Commoners and the Influence of Women

Father Miguel Hidalgo, Agustín de Iturbide and Simón Bolívar were three very different and very influential leaders from Latin America's Independence Period. Each man had his own personality and way of leading people; although, they all maintained characteristics that were thought of as characteristics of an ideal Latin American. Everything was changing during this time period, as the indigenous fought back for what they believed to be right. Ordinary Latin Americans looked up to these men and admired their characteristics. Their admiration inspired immitation and a desire for these qualities. These immitators all developed machismo characteristics in the form of protective, strong and working natures.

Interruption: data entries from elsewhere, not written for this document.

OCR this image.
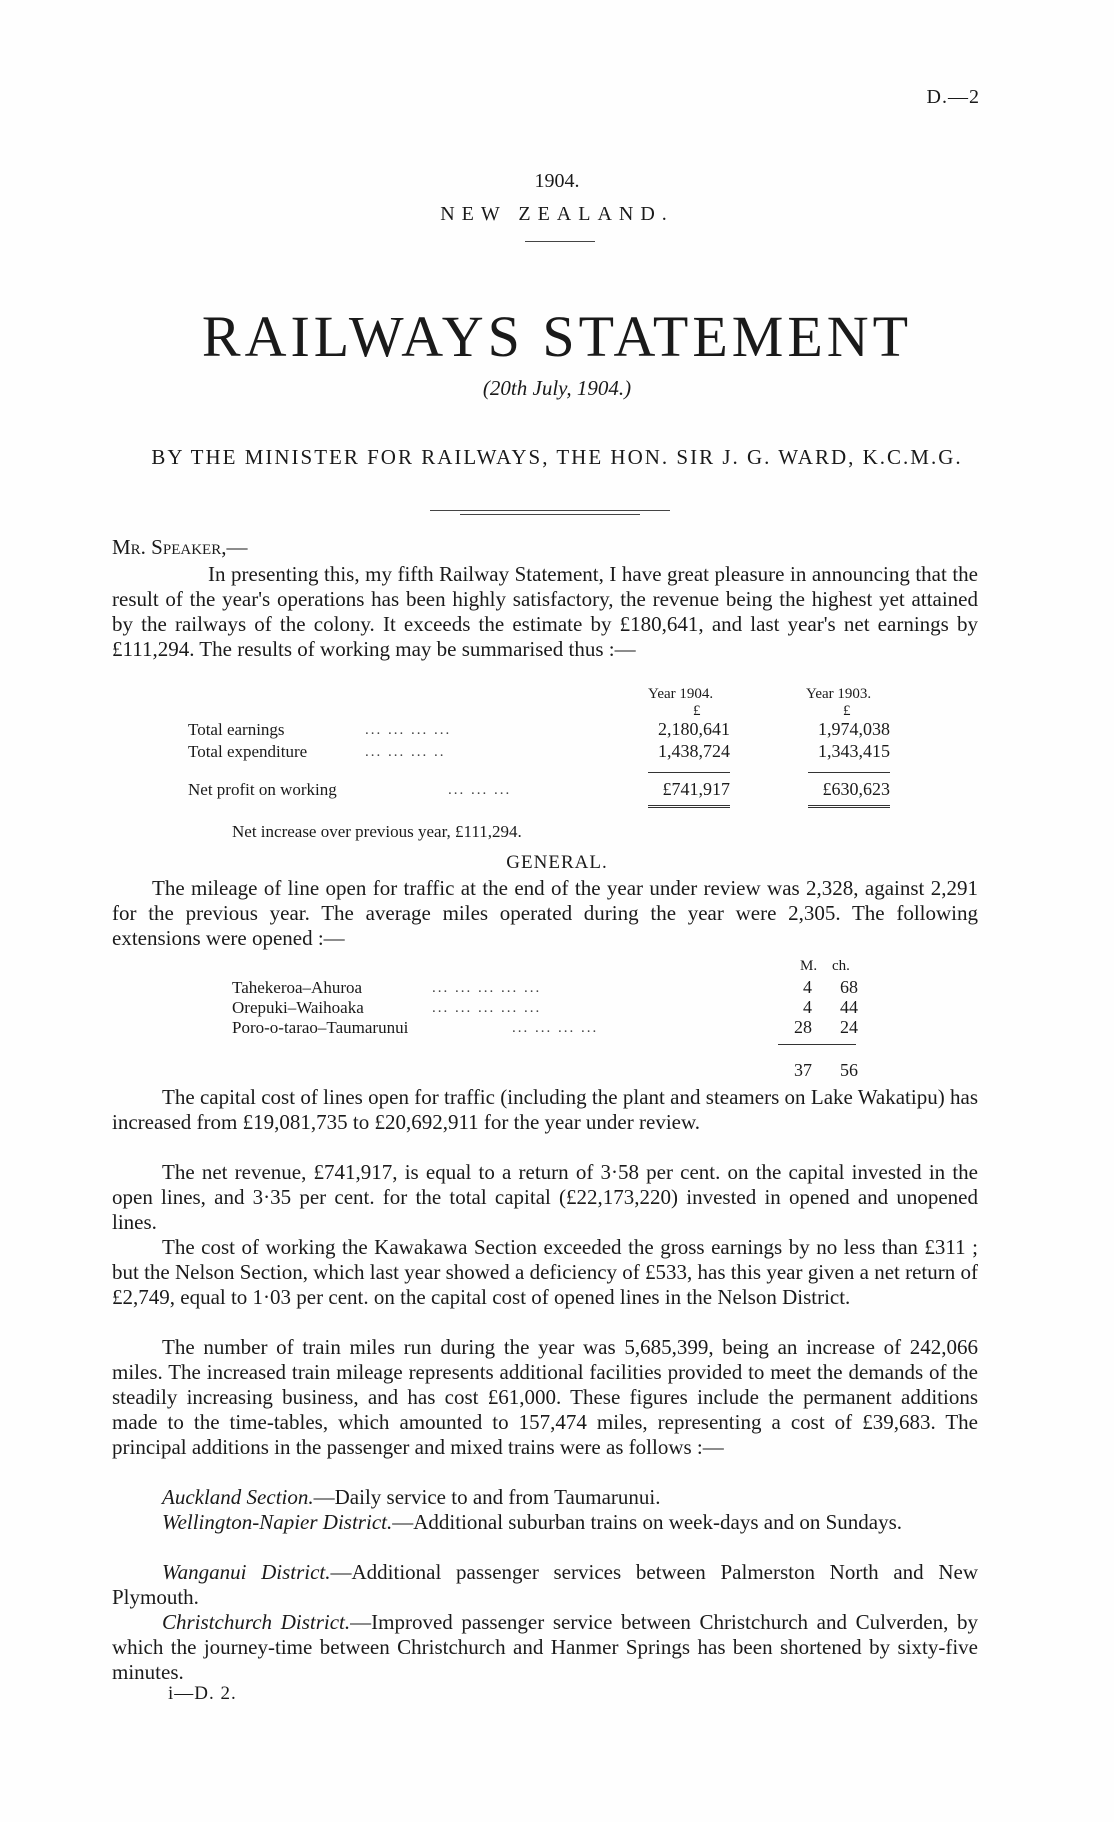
D.—2
1904.
NEW ZEALAND.
RAILWAYS STATEMENT
(20th July, 1904.)
BY THE MINISTER FOR RAILWAYS, THE HON. SIR J. G. WARD, K.C.M.G.
Mr. Speaker,—
In presenting this, my fifth Railway Statement, I have great pleasure in announcing that the result of the year's operations has been highly satisfactory, the revenue being the highest yet attained by the railways of the colony. It exceeds the estimate by £180,641, and last year's net earnings by £111,294. The results of working may be summarised thus :—
Year 1904.	Year 1903.
£	£
Total earnings	... ... ... ...	2,180,641	1,974,038
Total expenditure	... ... ... ..	1,438,724	1,343,415
Net profit on working	... ... ...	£741,917	£630,623
Net increase over previous year, £111,294.
GENERAL.
The mileage of line open for traffic at the end of the year under review was 2,328, against 2,291 for the previous year. The average miles operated during the year were 2,305. The following extensions were opened :—
M. ch.
Tahekeroa–Ahuroa	... ... ... ... ...	4	68
Orepuki–Waihoaka	... ... ... ... ...	4	44
Poro-o-tarao–Taumarunui	... ... ... ...	28	24
37	56
The capital cost of lines open for traffic (including the plant and steamers on Lake Wakatipu) has increased from £19,081,735 to £20,692,911 for the year under review.
The net revenue, £741,917, is equal to a return of 3·58 per cent. on the capital invested in the open lines, and 3·35 per cent. for the total capital (£22,173,220) invested in opened and unopened lines.
The cost of working the Kawakawa Section exceeded the gross earnings by no less than £311 ; but the Nelson Section, which last year showed a deficiency of £533, has this year given a net return of £2,749, equal to 1·03 per cent. on the capital cost of opened lines in the Nelson District.
The number of train miles run during the year was 5,685,399, being an increase of 242,066 miles. The increased train mileage represents additional facilities provided to meet the demands of the steadily increasing business, and has cost £61,000. These figures include the permanent additions made to the time-tables, which amounted to 157,474 miles, representing a cost of £39,683. The principal additions in the passenger and mixed trains were as follows :—
Auckland Section.—Daily service to and from Taumarunui.
Wellington-Napier District.—Additional suburban trains on week-days and on Sundays.
Wanganui District.—Additional passenger services between Palmerston North and New Plymouth.
Christchurch District.—Improved passenger service between Christchurch and Culverden, by which the journey-time between Christchurch and Hanmer Springs has been shortened by sixty-five minutes.
i—D. 2.
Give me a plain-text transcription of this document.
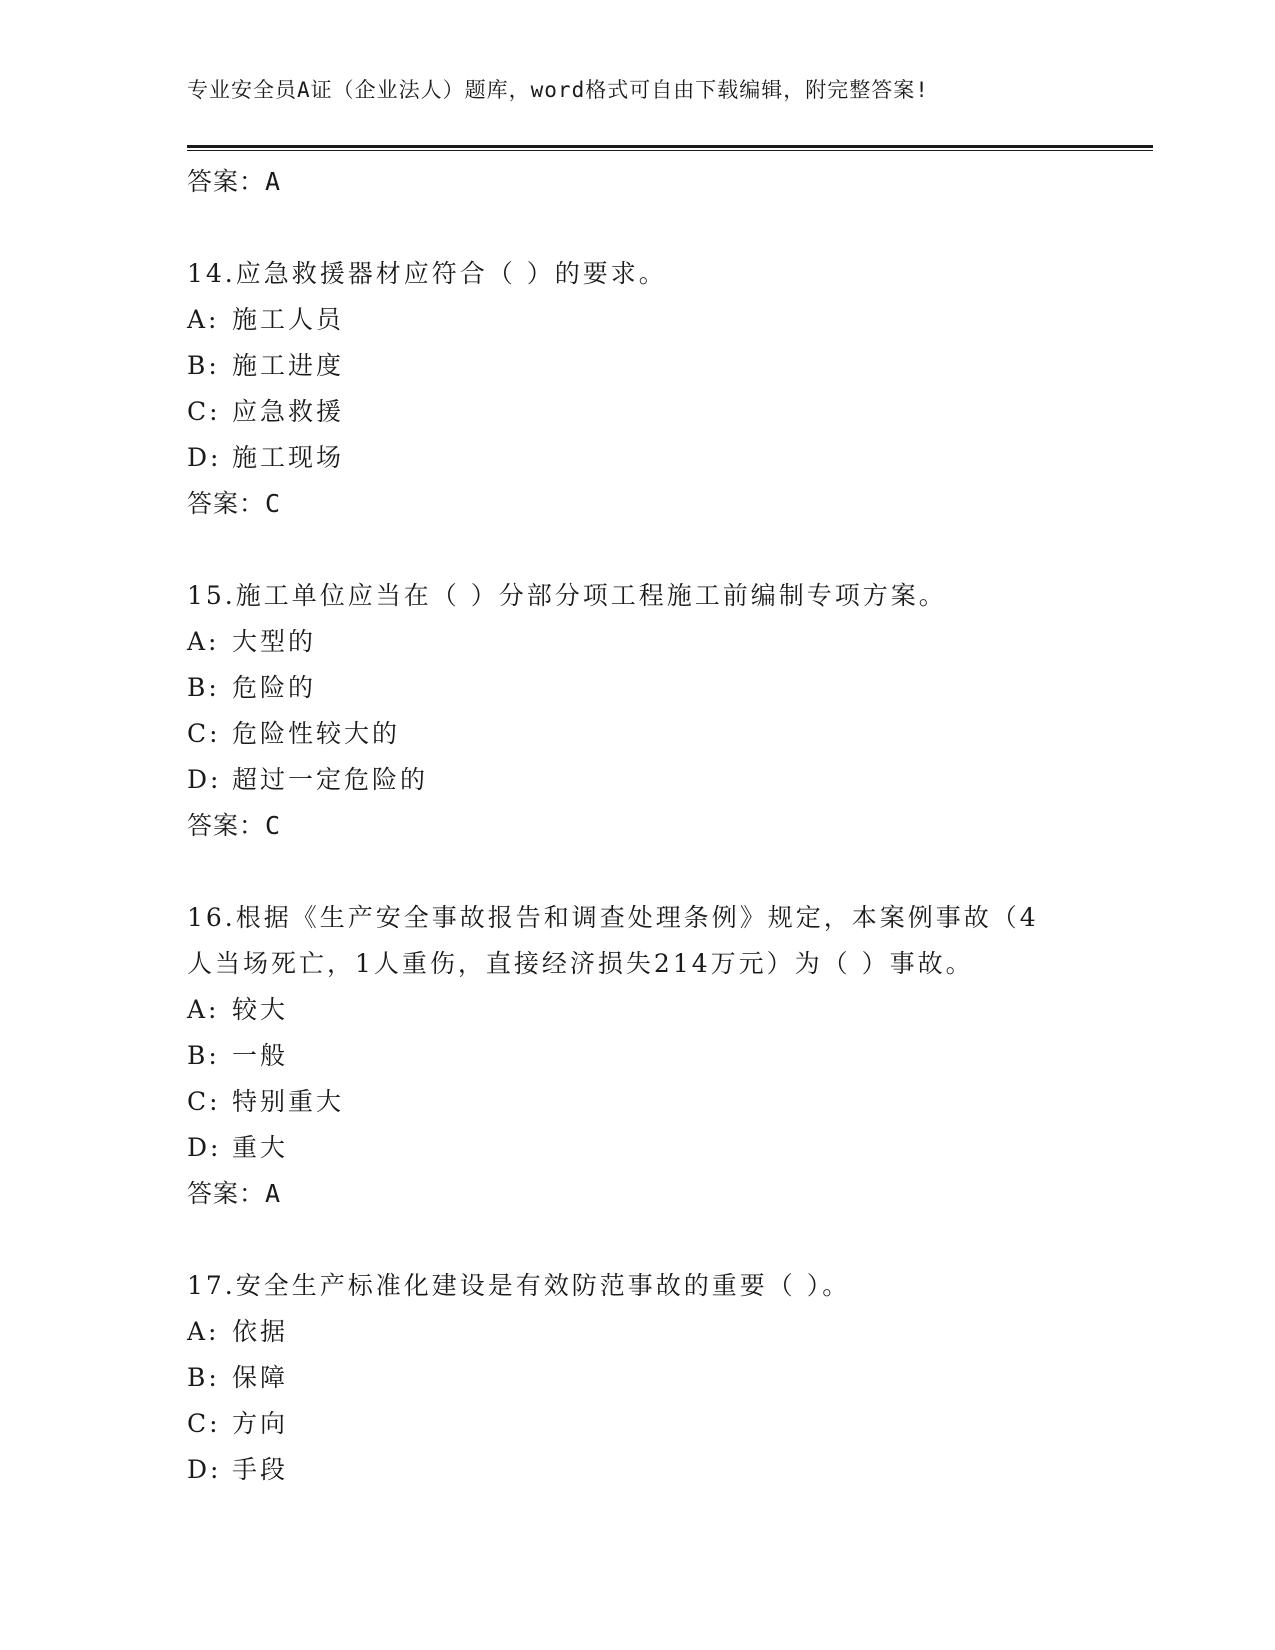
专业安全员A证（企业法人）题库，word格式可自由下载编辑，附完整答案!
答案：A
14.应急救援器材应符合（ ）的要求。
A: 施工人员
B: 施工进度
C: 应急救援
D: 施工现场
答案：C
15.施工单位应当在（ ）分部分项工程施工前编制专项方案。
A: 大型的
B: 危险的
C: 危险性较大的
D: 超过一定危险的
答案：C
16.根据《生产安全事故报告和调查处理条例》规定，本案例事故（4
人当场死亡，1人重伤，直接经济损失214万元）为（ ）事故。
A: 较大
B: 一般
C: 特别重大
D: 重大
答案：A
17.安全生产标准化建设是有效防范事故的重要（ ）。
A: 依据
B: 保障
C: 方向
D: 手段
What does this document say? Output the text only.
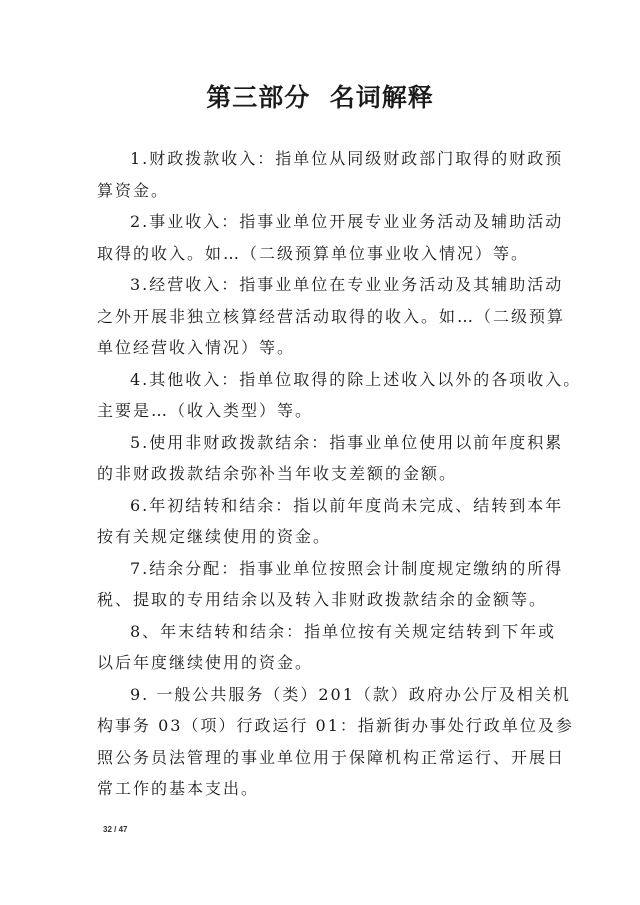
第三部分  名词解释
1.财政拨款收入：指单位从同级财政部门取得的财政预
算资金。
2.事业收入：指事业单位开展专业业务活动及辅助活动
取得的收入。如…（二级预算单位事业收入情况）等。
3.经营收入：指事业单位在专业业务活动及其辅助活动
之外开展非独立核算经营活动取得的收入。如…（二级预算
单位经营收入情况）等。
4.其他收入：指单位取得的除上述收入以外的各项收入。
主要是…（收入类型）等。
5.使用非财政拨款结余：指事业单位使用以前年度积累
的非财政拨款结余弥补当年收支差额的金额。
6.年初结转和结余：指以前年度尚未完成、结转到本年
按有关规定继续使用的资金。
7.结余分配：指事业单位按照会计制度规定缴纳的所得
税、提取的专用结余以及转入非财政拨款结余的金额等。
8、年末结转和结余：指单位按有关规定结转到下年或
以后年度继续使用的资金。
9. 一般公共服务（类）201（款）政府办公厅及相关机
构事务 03（项）行政运行 01：指新街办事处行政单位及参
照公务员法管理的事业单位用于保障机构正常运行、开展日
常工作的基本支出。
32 / 47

As for the women during the Independence Period, they became very powerful symbols. The women stood up for what they believed in, and some were even willing to die for it (Chasteen 108). One woman by the name of "Juana Azurduy dressed up in a man's uniform and lead a calvary charge in which she personally captured the enemy flag" (Chasteen 108). These women stepped out of their ideal marianismo roles during the war. However, after they gained independence from Spain, the womens' work roles became virtually nonexistent as women faded back into obscurity. Everything reverted to how it was before the Independence Movement, where a woman's ideal role was to maintain her marianismo characteristics. These included being gentle, loving, submissive, selfless, and motherly. A woman was supposed to care for her husband and not work, because that was his role.